Our paper “RepoRT: a comprehensive repository for small molecule retention times” has just appeared in Nature Methods. This is joint work with Michael Witting (Helmholtz Zentrum München) as part of the DFG project “Transferable retention time prediction for Liquid Chromatography-Mass Spectrometry-based metabolomics“. Congrats to Fleming, Michael and all co-authors! In case you do not have access to the paper, you can find the preprint here and a read-only version here.
RepoRT is a repository for retention times, that can be used for any computational method development towards retention time prediction. RepoRT contains data from diverse reference compounds measured on different columns with different parameters and in different labs. At present, RepoRT contains 373 datasets, 8809 unique compounds, and 88,325 retention time entries measured on 49 different chromatographic columns using varying eluents, flow rates, and temperatures. Access RepoRT here.
If you have measured a dataset with retention times of reference compounds (that is, you know all the compounds identities) then please, contribute! You can either upload it to GitHub yourself, or you can contact us in case you need help. In the near future, a web interface will become available that will make uploading data easier. There are a lot of data in RepoRT already, but don’t let that fool you; to reach a transferable prediction of retention time and order (see below), this can only be the start.

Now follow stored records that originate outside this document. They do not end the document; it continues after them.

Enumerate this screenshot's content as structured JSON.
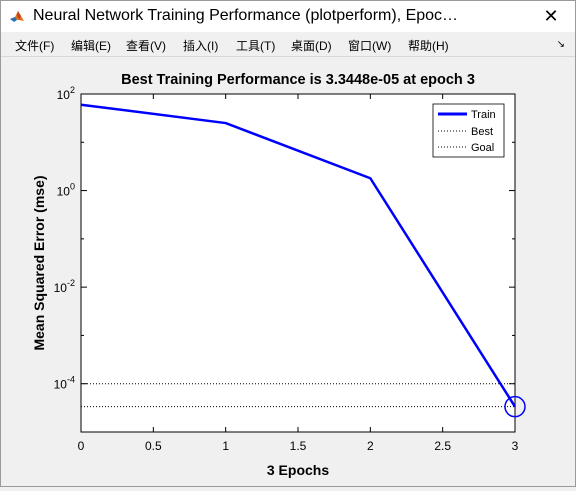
{
  "window": {
    "title": "Neural Network Training Performance (plotperform), Epoc…",
    "close_glyph": "✕"
  },
  "menu": {
    "items": [
      "文件(F)",
      "编辑(E)",
      "查看(V)",
      "插入(I)",
      "工具(T)",
      "桌面(D)",
      "窗口(W)",
      "帮助(H)"
    ],
    "dock_glyph": "↘"
  },
  "chart_data": {
    "type": "line",
    "title": "Best Training Performance is 3.3448e-05 at epoch 3",
    "xlabel": "3 Epochs",
    "ylabel": "Mean Squared Error  (mse)",
    "xlim": [
      0,
      3
    ],
    "ylim": [
      1e-05,
      100
    ],
    "y_scale": "log",
    "x_ticks": [
      "0",
      "0.5",
      "1",
      "1.5",
      "2",
      "2.5",
      "3"
    ],
    "x_tick_values": [
      0,
      0.5,
      1,
      1.5,
      2,
      2.5,
      3
    ],
    "y_ticks": [
      {
        "base": "10",
        "exp": "2",
        "value": 100
      },
      {
        "base": "10",
        "exp": "0",
        "value": 1
      },
      {
        "base": "10",
        "exp": "-2",
        "value": 0.01
      },
      {
        "base": "10",
        "exp": "-4",
        "value": 0.0001
      }
    ],
    "series": [
      {
        "name": "Train",
        "color": "#0000ff",
        "x": [
          0,
          1,
          2,
          3
        ],
        "y": [
          60,
          25,
          1.8,
          3.3448e-05
        ]
      }
    ],
    "best": {
      "name": "Best",
      "epoch": 3,
      "value": 3.3448e-05,
      "color": "#000000"
    },
    "goal": {
      "name": "Goal",
      "value": 0.0001,
      "color": "#000000"
    },
    "legend": {
      "position": "top-right",
      "entries": [
        "Train",
        "Best",
        "Goal"
      ]
    },
    "grid": false
  }
}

If you want to use RepoRT for machine learning and retention time or order prediction: We have done our best to curate RepoRT: We have searched and appended missing data and metadata; we have standardized data formats; we provide metadata in a form that is accessible to machine learning; etc. For example, we provide real-valued parameters (Tanaka, HSM) to describe the different column models, in a way that allows machine learning to transfer between different columns. Yet, be careful, as not all data are available for all compounds or datasets. For example, it is not possible to provide Tanaka parameters for all columns; please see the preprint on how you can work your way around this issue. Similarly, not all compounds that should have an isomeric SMILES, do have an isomeric SMILES; see again the preprint. If you observe any issues, please let us know. See this interesting blog post and this paper as well as our own preprint on why providing “clean data” as well as “good coverage” are so important issues for small molecule machine learning.